Kimi zaman, etrafıma baktığımda koskocaman, duygusuz, kimsesiz insanlar görüyorum. Kim olduğunu bulamamış, belki yaşamaktan bıkmış, usanmış. Bakıyorum ve güzellikleri hiç görmemiş, hiç hissetmemiş, masumiyetini kaybetmiş insanlar görüyorum.
Aslında doğduğumuzda ne kadar da temiz, masum birer bebektik. Büyüdükçe vücudumuzla beraber nefsimiz de büyüdü. Oysa ne umutlarla doğmuştuk. ‘’ Büyük adam’’ olacaktık. Evet, büyük adam olduk; nefsi büyük, kendi büyük, hayatı büyük…
Büyüdükçe umudumuzu yitirdik, en ufak şeylere ağlar, sinirlenir olduk. Aynı zamanda benliğimizi yitirdik. Başkalarına, bizim gibi olmayanlara özenmeye başladık. Kendimiz gibi olmak, havalı olmamak suç olmaya başladı. Çevremizdekiler değiştikçe bizler de değiştik. ‘’ Şunu da giyeyim, şuraya da gideyim, arkadaşım şundan almış ben de alayım.’’ Diyerek kendimizi değiştirdik.
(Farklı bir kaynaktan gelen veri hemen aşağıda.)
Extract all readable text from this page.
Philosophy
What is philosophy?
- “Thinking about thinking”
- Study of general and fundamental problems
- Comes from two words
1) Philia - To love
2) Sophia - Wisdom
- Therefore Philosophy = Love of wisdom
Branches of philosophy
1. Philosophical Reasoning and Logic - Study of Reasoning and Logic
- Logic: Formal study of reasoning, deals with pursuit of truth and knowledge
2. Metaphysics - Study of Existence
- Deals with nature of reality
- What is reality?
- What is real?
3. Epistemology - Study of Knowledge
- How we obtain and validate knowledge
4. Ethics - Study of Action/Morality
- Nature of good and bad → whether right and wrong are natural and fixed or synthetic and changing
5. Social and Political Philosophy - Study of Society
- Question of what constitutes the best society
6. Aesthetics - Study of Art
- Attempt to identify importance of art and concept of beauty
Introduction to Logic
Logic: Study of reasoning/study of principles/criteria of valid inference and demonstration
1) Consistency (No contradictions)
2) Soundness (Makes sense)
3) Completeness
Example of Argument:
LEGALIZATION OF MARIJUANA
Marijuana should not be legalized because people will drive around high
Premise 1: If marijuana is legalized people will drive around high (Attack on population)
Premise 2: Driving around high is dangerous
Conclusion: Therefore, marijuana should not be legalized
En önemlisi de, değişirken masumiyetimizi, hayattaki en önemli değeri de yitirdik. Bu yüzden çevremizde suçlar, yanlış şeyler çoğaldı. Etrafımıza baktığımızda, gördüğümüz şey koskocaman, duygusuz, masumiyetini kaybetmiş insanlar oldu. Aslında bu değerleri bulmak için biraz uğraşsak belki de ‘’büyük adam’’ olabiliriz.